4. Coconut: The smell in shampoo and sunblock is one thing. But the sawdust-like shreds of real coconut can mean chewing and chewing forever until you eventually swallow the darn lump. Sprinkled on pies, cakes, and chicken, coconut either adds a mild tropical zing or a vile, never-ending chewing party. That's when it comes out that a lot of coconut haters don't even know about young fresh coconut which is as soft as a Hawaiian baby's bottom.
Recipe for coconut domes

5. Tomato: This one really comes down to texture. Slimy and gritty is never good for the tomato world. The cooked, soft version brings in a few fans. Others are only in it for the vine-picked version during their peak season in August (cut to romantic images of Italian countrysides). Others can only bear them on pizza or completely masked inside ketchup.
Recipe for marinated tomatoes with linguine

6. Anchovies: Cat food or human food?
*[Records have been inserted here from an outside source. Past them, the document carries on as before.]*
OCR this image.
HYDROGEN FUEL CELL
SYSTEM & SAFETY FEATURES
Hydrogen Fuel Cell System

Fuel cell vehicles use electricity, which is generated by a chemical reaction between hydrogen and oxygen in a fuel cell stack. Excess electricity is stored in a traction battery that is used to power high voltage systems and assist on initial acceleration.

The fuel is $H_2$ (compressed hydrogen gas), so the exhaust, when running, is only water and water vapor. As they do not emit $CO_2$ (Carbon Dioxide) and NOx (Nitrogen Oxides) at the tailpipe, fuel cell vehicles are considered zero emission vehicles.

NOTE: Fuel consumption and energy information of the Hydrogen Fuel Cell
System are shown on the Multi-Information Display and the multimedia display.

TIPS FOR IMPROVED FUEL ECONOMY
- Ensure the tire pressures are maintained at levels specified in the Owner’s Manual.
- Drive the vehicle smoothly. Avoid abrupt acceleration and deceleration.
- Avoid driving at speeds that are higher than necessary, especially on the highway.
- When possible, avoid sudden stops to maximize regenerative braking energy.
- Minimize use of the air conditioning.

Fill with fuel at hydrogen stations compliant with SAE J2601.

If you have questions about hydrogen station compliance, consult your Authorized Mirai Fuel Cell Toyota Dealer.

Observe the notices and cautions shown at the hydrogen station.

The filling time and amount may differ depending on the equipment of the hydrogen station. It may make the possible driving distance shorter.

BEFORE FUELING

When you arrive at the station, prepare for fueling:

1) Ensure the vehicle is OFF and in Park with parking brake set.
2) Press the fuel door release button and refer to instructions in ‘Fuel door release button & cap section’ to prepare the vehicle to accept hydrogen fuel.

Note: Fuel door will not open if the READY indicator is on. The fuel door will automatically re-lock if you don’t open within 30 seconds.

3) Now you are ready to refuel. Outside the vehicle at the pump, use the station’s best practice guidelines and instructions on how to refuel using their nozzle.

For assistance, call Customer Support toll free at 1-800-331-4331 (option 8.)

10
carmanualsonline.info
A small whiff can make you seasick or have you loading them on pizza and Caesar salads. Whether fresh or in flat metal cans, the salty little fish has some so obsessed, they'll eat the bones.
Recipe for roasted sardines with bread crumbs, garlic, and mint

7. Black licorice: Even the red licorice-tolerant may draw the line here. Black licorice gum, jelly beans, tea, Good n' Plentys, and Jägermeister—get it out. Along with any herb, like anise or fennel, that resembles the flavor. Out. Lovers say it's an acquired taste, but I think the little kids have it straight here. Not a real candy.
Recipe for baked fennel with prosciutto

8. Stinky cheeses: If this smell came from something else (a shoe or dog), I might take issue, but knowing it's from a dairy gob, growing moldy in a controlled environment, I'm fine with the pungent aroma. When others sniff Gorgonzola or Roquefort, they're convinced that feet or laundry were actually involved.
Recipe for tortellini with Gorgonzola cream sauce

9. Mayo: Whether Hellmann's or even Miracle Whip, does the creamy off-white slime strip the taste off food or magically make anything better? Haters have been told to try it homemade, but for many, this won't make a tuna or egg salad look any less scary.
Recipe for avocado mayonnaise

10. Bell Pepper: To some, all those colorful strips are a mouthful of crisp freshness. To others, they're the backseat driver of vegetables. On a pizza or in pasta, they're supposed to be one of many veggie passengers, but no. The bell pepper's always got to be the loud guy telling your taste buds where to go -- and green, he's the loudest. Green is actually unripened, picked from the vine before its more sweet (and edible) brethren.
Recipe for angel hair pasta with red pepper pesto and basil

11. Beets: Despite all my white T-shirts you have stained purple, I still love you, beets. People fear you from an early age, but roasted or pickled, you take on a whole new form. The other camp thinks that the beet smell is such a toss-up between ick and gross and that the beet taste is so much like a metallic vitamin that it's just not meant to be.